Cerahnya mentari mulai menyusup di balik tirai. Burung-burung yang berkicauan itu belum sanggup mengusik tidurnya. Lucy masih ingin berlama-lama di dalam mimpinya.
Jam dinding sudah menunjukkan pukul 7 pagi. Ia mulai terusik setelah merasakan pergerakan asing. Seseorang seperti mengguncang kasurnya dengan perlahan.
Plak!
"Mama!"
Tangan mungil itu menepuk-nepuk muka Lucy. Hal itu membuatnya terkejut dan membuka mata. Sinar yang silau membuatnya mengerjap beberapa kali.
Lucy terbangun dengan perasaan bingung. Matanya membulat melihat seorang bayi imut berada di depannya. Ia bahkan kembali menepuk pipi Lucy yang baru saja bangun itu.
"Kau... siapa?" gumamnya.
Sepertinya ia lupa sejenak akan kejadian semalam. Dengan cepat ia terbangun dari tidurnya setelah mengingat sesuatu tentang bayi berusia 1 tahun itu. Ia duduk dengan pikiran yang campur aduk.
"Mama!"
Teriakan bayi itu membuatnya buyar. Ia menangkup pipinya sendiri dan mencerna apa yang sedang terjadi. Ingatan sebelum tidur kembali muncul seperti kepingan yang tersusun dalam kepalanya.
Tiba-tiba mata lucu bayi itu berkaca-kaca. Ia menangis keras membuat Lucy hampir dilanda panik. Dengan sigap ia menggendong bayi laki-laki itu dan membawanya ke dapur.

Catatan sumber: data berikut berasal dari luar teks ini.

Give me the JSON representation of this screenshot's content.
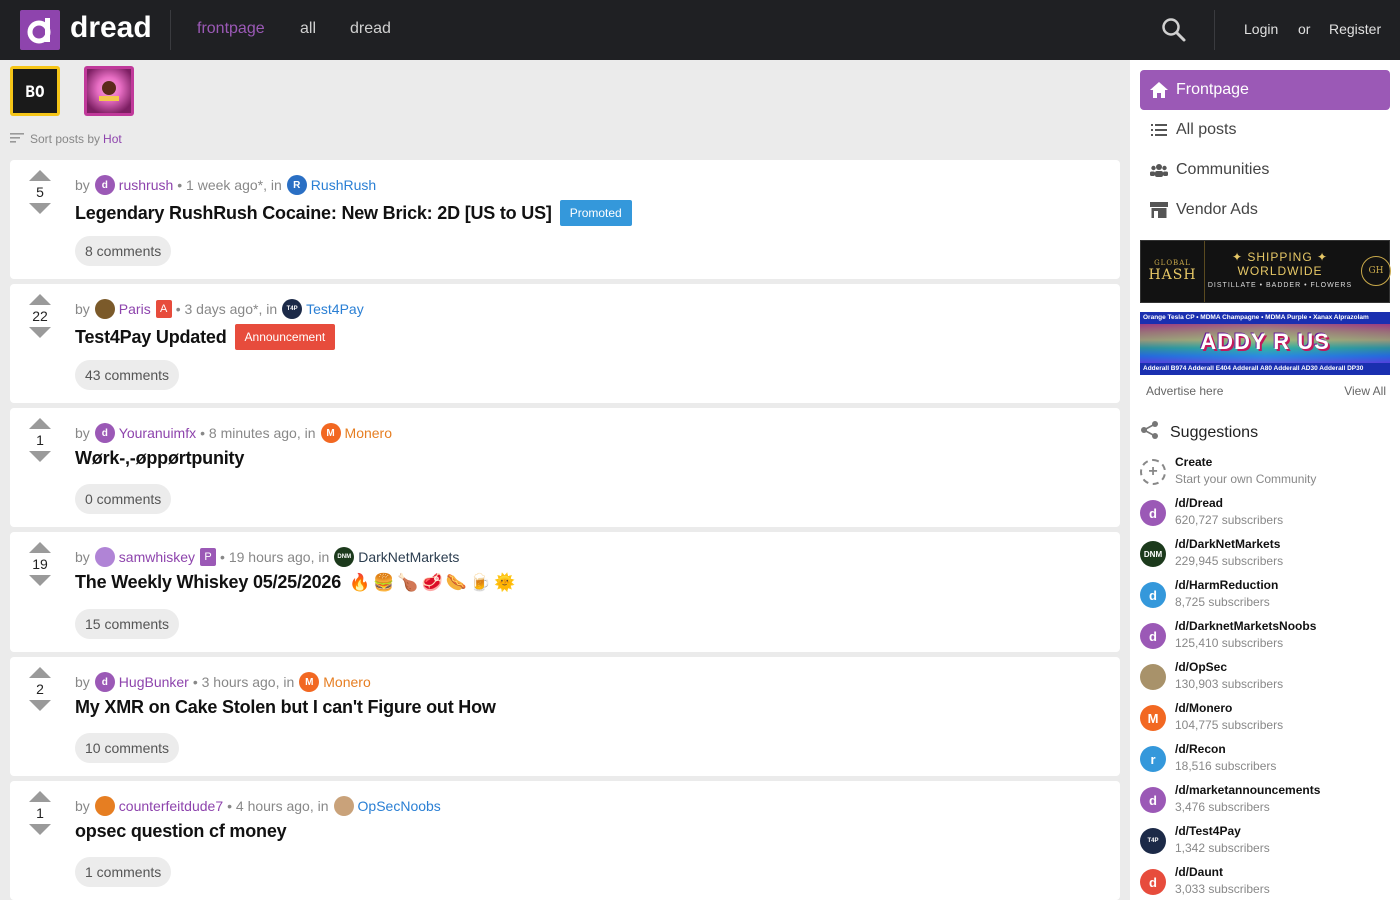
{
  "header": {
    "logo_letter": "d",
    "site_name": "dread",
    "nav": [
      "frontpage",
      "all",
      "dread"
    ],
    "login": "Login",
    "or": "or",
    "register": "Register"
  },
  "sort": {
    "label": "Sort posts by",
    "value": "Hot"
  },
  "badges": {
    "first": "BO"
  },
  "posts": [
    {
      "votes": "5",
      "by": "by",
      "user": "rushrush",
      "time": "• 1 week ago*, in",
      "community": "RushRush",
      "title": "Legendary RushRush Cocaine: New Brick: 2D [US to US]",
      "tag": "Promoted",
      "comments": "8 comments"
    },
    {
      "votes": "22",
      "by": "by",
      "user": "Paris",
      "user_badge": "A",
      "time": "• 3 days ago*, in",
      "community": "Test4Pay",
      "title": "Test4Pay Updated",
      "tag": "Announcement",
      "comments": "43 comments"
    },
    {
      "votes": "1",
      "by": "by",
      "user": "Youranuimfx",
      "time": "• 8 minutes ago, in",
      "community": "Monero",
      "title": "Wørk-,-øppørtpunity",
      "comments": "0 comments"
    },
    {
      "votes": "19",
      "by": "by",
      "user": "samwhiskey",
      "user_badge": "P",
      "time": "• 19 hours ago, in",
      "community": "DarkNetMarkets",
      "title": "The Weekly Whiskey 05/25/2026",
      "emojis": "🔥🍔🍗🥩🌭🍺🌞",
      "comments": "15 comments"
    },
    {
      "votes": "2",
      "by": "by",
      "user": "HugBunker",
      "time": "• 3 hours ago, in",
      "community": "Monero",
      "title": "My XMR on Cake Stolen but I can't Figure out How",
      "comments": "10 comments"
    },
    {
      "votes": "1",
      "by": "by",
      "user": "counterfeitdude7",
      "time": "• 4 hours ago, in",
      "community": "OpSecNoobs",
      "title": "opsec question cf money",
      "comments": "1 comments"
    }
  ],
  "sidebar": {
    "nav": [
      "Frontpage",
      "All posts",
      "Communities",
      "Vendor Ads"
    ],
    "ad1": {
      "left_top": "GLOBAL",
      "left_bottom": "HASH",
      "mid_top": "✦ SHIPPING ✦",
      "mid_mid": "WORLDWIDE",
      "mid_bottom": "DISTILLATE • BADDER • FLOWERS",
      "right": "GH"
    },
    "ad2": {
      "top": "Orange Tesla CP • MDMA Champagne • MDMA Purple • Xanax Alprazolam",
      "brand": "ADDY R US",
      "bottom": "Adderall B974  Adderall E404  Adderall A80  Adderall AD30  Adderall DP30"
    },
    "advertise": "Advertise here",
    "view_all": "View All",
    "suggestions_title": "Suggestions",
    "suggestions": [
      {
        "name": "Create",
        "sub": "Start your own Community"
      },
      {
        "name": "/d/Dread",
        "sub": "620,727 subscribers"
      },
      {
        "name": "/d/DarkNetMarkets",
        "sub": "229,945 subscribers"
      },
      {
        "name": "/d/HarmReduction",
        "sub": "8,725 subscribers"
      },
      {
        "name": "/d/DarknetMarketsNoobs",
        "sub": "125,410 subscribers"
      },
      {
        "name": "/d/OpSec",
        "sub": "130,903 subscribers"
      },
      {
        "name": "/d/Monero",
        "sub": "104,775 subscribers"
      },
      {
        "name": "/d/Recon",
        "sub": "18,516 subscribers"
      },
      {
        "name": "/d/marketannouncements",
        "sub": "3,476 subscribers"
      },
      {
        "name": "/d/Test4Pay",
        "sub": "1,342 subscribers"
      },
      {
        "name": "/d/Daunt",
        "sub": "3,033 subscribers"
      }
    ]
  },
  "colors": {
    "accent": "#9b59b6",
    "header_bg": "#1f2023",
    "promoted": "#3498db",
    "announcement": "#e74c3c"
  }
}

"Sial! Aku kan tidak punya asi. Susu formula juga tidak punya!" rutuknya dalam hati.
Bayi itu masih terus merengek bahkan lebih keras dari sebelumnya. Lucy mulai mengendus sesuatu yang asing. Bau busuk itu menusuk hidungnya.
"Ah, kau buang air rupanya," ujar Lucy ketika melihat popok yang dikenakan si bayi sudah menggembung.
Ia meletakkan bayi itu di ranjangnya. Ia merutuk lagi, "Aku tidak punya popok!" katanya.
"Oweeekk!"
"Ah, iya sebentar!" Lucy tak berpikir pusing lagi. Gadis itu segera membersihkan dan mengganti popoknya dengan balutan kain bersih.
Ia memesan popok secara online melalui ponselnya. Tak lupa beberapa kardus susu formula untuk persediaan. Uang yang ia temukan di dalam keranjang bayi itu, ia gunakan untuk ini.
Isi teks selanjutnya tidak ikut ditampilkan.